Nothing Chats launched earlier this week to bring iMessage to Android devices. But now the app has been removed from the Google Play Store. The official reason is: “several bugs” that the company needs time to fix. However, there is enough evidence that the app was withdrawn not due to any bugs, but rather due to some serious security issues.
According to an in-depth technical analysis by texts.com writer Rida F’kih and Twitter users @batuhan and @1ConanEdogowa, Nothing’s service provider Sunbird has been caught making false claims about the end-to-end encryption of messages routed through its servers. As already mentioned, Nothing Chats required you to register on the Sunbird servers. With an Apple ID that ran in a virtual machine on a Mac mini. Messages sent to the servers are encrypted, Sunbird claims. However, as the authors above discovered, Sunbird sends the generated JSON web tokens (JWT) unencrypted to another Sunbird server without SSL. This means they can be intercepted by an attacker.
Sunbird stores decrypted messages on its own servers
In addition, Sunbird decrypts the messages and then stores them on its servers so that attackers can access them before the user. Texts.com sent some messages between two devices and intercepted the JWT, giving them access to the Firebase real-time database. From that point on, only 23 lines of code were required to download all user information and conversations.
The author also provided a website where a user with sufficient knowledge of the code can intercept their own messages.
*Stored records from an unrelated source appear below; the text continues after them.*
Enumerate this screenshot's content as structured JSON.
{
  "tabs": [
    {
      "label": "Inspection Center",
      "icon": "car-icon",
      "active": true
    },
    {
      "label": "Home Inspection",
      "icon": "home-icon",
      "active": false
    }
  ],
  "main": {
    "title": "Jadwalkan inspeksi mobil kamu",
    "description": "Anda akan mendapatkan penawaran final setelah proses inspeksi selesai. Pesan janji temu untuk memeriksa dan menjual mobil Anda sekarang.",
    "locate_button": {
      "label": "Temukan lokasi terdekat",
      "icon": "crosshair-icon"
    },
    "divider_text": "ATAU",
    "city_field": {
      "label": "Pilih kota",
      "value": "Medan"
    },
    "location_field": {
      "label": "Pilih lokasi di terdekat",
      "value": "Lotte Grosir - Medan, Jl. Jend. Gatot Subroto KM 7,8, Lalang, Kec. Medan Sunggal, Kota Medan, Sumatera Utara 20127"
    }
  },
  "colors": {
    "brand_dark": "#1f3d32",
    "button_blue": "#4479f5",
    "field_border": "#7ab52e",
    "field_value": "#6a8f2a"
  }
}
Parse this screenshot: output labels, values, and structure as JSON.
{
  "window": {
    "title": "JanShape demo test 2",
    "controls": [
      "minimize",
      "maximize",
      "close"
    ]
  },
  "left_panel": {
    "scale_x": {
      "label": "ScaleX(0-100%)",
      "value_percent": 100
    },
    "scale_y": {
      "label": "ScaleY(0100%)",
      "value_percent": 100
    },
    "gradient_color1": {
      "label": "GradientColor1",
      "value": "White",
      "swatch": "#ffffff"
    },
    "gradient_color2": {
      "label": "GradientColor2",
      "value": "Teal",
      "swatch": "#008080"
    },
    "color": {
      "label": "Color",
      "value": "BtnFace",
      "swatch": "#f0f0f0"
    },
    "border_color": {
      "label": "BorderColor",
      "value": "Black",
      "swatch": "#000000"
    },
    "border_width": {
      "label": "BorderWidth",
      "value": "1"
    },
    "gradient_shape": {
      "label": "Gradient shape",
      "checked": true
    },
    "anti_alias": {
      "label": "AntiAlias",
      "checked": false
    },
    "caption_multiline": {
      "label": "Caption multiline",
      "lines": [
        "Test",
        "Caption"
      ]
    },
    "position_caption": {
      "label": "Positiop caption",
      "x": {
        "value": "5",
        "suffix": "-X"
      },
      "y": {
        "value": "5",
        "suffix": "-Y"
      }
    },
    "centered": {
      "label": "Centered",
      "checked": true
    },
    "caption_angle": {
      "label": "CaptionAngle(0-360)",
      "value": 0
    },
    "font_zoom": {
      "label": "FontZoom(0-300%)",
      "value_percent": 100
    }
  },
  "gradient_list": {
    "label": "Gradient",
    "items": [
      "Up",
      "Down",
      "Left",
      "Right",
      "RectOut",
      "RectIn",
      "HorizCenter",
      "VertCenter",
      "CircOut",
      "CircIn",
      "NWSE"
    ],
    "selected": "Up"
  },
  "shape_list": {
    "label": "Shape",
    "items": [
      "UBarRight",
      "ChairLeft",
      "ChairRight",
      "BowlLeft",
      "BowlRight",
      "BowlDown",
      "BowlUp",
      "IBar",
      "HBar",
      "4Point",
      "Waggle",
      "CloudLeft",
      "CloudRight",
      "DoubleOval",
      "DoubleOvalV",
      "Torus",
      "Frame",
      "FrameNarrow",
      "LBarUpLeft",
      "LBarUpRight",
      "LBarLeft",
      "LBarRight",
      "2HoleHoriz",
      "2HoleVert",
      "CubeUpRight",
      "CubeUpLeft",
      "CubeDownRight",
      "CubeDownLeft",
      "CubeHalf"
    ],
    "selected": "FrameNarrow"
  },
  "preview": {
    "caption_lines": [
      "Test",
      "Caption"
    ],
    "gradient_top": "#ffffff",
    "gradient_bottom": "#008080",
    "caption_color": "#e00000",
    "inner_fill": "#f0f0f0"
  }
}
The only requirement is messages between two devices, one of which is running the Nothing Chats app.
Sunbird is to blame for the data protection problem. However, through its collaboration with the company, Nothing is also involved in the matter. Furthermore, Nothing rather succinctly described the situation as “bugs” rather than a serious security issue.
It remains to be seen what state the service will be in when Nothing Charts returns to the Play Store. But you probably shouldn’t log in to a third-party server with your Apple ID anyway, even if it’s encrypted. Since Apple only announced RCS support for its iPhones yesterday, the question arises if Nothing Chats is still needed.